Shao Hui, Chen Huajuan, Wang Xiujuan
Department of Infectology, Shaoxing Maternity and Child Health Care Hospital (Maternity and Child Health Care Affiliated Hospital, Shaoxing University), Shaoxing, People's Republic of China.
Department of Obstetrics, Shaoxing Maternity and Child Health Care Hospital (Maternity and Child Health Care Affiliated Hospital, Shaoxing University), Shaoxing, People's Republic of China.
Infect Drug Resist. 2025 Aug 18;18:4141-4156. doi: 10.2147/IDR.S533904. eCollection 2025.
To develop and validate a predictive model for neonatal gastrointestinal infections using multiple machine learning algorithms.
We conducted a retrospective analysis of 176 neonates diagnosed with nosocomial gastrointestinal infections in NICU between 2020 and 2024, along with a randomly selected control group of 675 neonates without such diagnoses during their NICU stay. The study examined 29 perinatal and NICU treatment-related risk factors potentially associated with neonatal gastrointestinal infections. The dataset was randomly partitioned into training and testing sets. To address class imbalance and enhance minority class identification, we applied SMOTE to the training set.Feature selection used Boruta, Lasso, and Logistic regression, with consensus features from Venn analysis.Subsequently, eight machine learning algorithms were implemented to construct predictive models. Models were evaluated using AUC, F1 score, accuracy, sensitivity, and specificity.
The model incorporated nine significant feature variables: gestational age, NE, PLT, central venous catheterization, nasogastric feeding, delivery mode, intrauterine distress, pregnancy-induced hypertension, and probiotic administration. Among the eight machine learning algorithms evaluated, the Neural Network model demonstrated optimal performance - achieving perfect metrics in the training set (AUC=0.895, F1=0.845, Accuracy=0.837, Sensitivity=0.888, Specificity=0.786, Precision=0.806) and robust results in the test set (AUC= 0.876, F1=0.862, Accuracy=0.856, Sensitivity=0.896, Specificity=0.817, Precision=0.830) - thus was selected as the final predictive model. Model interpretability was enhanced through SHAP analysis. Furthermore, a Shiny-based interactive web calculator for neonatal gastrointestinal infection risk prediction was successfully developed based on this model.

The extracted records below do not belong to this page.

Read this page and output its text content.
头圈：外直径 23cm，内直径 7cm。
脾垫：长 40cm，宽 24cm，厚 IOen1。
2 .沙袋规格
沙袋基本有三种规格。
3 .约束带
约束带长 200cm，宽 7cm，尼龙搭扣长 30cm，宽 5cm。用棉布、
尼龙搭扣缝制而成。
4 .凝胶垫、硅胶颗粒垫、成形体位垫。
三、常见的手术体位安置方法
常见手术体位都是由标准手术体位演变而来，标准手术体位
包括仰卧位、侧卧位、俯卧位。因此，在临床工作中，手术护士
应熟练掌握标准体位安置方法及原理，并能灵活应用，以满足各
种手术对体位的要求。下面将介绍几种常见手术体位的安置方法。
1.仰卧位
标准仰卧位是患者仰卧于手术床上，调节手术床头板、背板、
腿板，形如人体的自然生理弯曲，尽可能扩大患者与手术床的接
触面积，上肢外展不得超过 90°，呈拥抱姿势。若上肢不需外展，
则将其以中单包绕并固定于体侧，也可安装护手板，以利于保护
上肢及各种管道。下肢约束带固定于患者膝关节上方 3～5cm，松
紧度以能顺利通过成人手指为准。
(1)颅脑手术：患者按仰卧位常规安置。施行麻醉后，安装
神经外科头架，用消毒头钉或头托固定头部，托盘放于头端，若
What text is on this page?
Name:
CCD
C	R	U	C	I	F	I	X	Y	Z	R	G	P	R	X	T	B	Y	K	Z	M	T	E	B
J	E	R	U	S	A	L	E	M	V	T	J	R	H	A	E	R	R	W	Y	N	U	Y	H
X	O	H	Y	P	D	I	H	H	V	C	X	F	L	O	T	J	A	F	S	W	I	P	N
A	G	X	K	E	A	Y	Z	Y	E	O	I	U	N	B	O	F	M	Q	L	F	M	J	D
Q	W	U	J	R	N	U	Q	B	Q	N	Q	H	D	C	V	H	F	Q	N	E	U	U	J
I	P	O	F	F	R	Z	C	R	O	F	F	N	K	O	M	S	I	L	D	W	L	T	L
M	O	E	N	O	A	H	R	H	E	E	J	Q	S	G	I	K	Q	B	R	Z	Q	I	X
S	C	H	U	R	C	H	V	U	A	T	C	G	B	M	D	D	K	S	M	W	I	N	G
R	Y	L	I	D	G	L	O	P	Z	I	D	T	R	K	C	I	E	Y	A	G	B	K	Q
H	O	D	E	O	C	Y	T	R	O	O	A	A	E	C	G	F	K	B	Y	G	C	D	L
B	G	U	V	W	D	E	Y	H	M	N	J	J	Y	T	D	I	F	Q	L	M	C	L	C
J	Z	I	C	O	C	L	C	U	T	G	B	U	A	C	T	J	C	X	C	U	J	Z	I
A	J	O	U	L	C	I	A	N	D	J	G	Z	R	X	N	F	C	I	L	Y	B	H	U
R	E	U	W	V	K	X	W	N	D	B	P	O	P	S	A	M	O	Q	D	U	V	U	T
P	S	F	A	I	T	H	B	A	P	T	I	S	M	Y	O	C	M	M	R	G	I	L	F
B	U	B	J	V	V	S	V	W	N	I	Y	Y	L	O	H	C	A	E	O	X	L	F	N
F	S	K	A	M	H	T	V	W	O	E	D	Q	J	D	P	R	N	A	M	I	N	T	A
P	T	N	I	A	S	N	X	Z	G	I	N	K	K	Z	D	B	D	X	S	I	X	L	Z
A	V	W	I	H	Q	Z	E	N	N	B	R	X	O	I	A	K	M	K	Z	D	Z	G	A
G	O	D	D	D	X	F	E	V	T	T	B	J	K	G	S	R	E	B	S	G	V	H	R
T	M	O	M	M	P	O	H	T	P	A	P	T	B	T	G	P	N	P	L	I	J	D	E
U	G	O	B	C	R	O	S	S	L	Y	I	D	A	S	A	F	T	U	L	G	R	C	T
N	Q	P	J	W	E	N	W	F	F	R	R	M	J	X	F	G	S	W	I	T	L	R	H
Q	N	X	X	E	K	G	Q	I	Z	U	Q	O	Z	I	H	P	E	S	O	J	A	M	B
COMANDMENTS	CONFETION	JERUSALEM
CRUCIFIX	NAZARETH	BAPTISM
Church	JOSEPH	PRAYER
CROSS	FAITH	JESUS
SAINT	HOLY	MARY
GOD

The model effectively identifies at-risk neonates early, supporting clinical decision-making and timely interventions.
使用多种机器学习算法开发并验证一种用于新生儿胃肠道感染的预测模型。
我们对2020年至2024年期间在新生儿重症监护病房(NICU)被诊断为医院获得性胃肠道感染的176例新生儿进行了回顾性分析,并随机选取了675例在NICU住院期间未患此类疾病的新生儿作为对照组。该研究考察了29个与围产期和NICU治疗相关的潜在危险因素,这些因素可能与新生儿胃肠道感染有关。数据集被随机划分为训练集和测试集。为了解决类别不平衡问题并增强对少数类别的识别,我们对训练集应用了合成少数过采样技术(SMOTE)。特征选择使用了Boruta、套索回归和逻辑回归,并通过维恩分析得出共识特征。随后,实施了八种机器学习算法来构建预测模型。使用曲线下面积(AUC)、F1分数、准确率、敏感性和特异性对模型进行评估。
该模型纳入了九个重要特征变量:胎龄、中性粒细胞计数、血小板计数、中心静脉置管、鼻饲、分娩方式、宫内窘迫、妊娠期高血压和益生菌使用。在评估的八种机器学习算法中,神经网络模型表现最优——在训练集中达到了完美的指标(AUC = 0.895,F1 = 0.845,准确率 = 0.837,敏感性 = 0.888,特异性 = 0.786,精确率 = 0.806),在测试集中也取得了稳健的结果(AUC = 0.876,F1 = 0.862,准确率 = 0.856,敏感性 = 0.896,特异性 = 0.817,精确率 = 0.830)——因此被选为最终的预测模型。通过SHAP分析增强了模型的可解释性。此外,基于该模型成功开发了一个基于Shiny的用于新生儿胃肠道感染风险预测的交互式网络计算器。
该模型有效地早期识别出有风险的新生儿,支持临床决策和及时干预。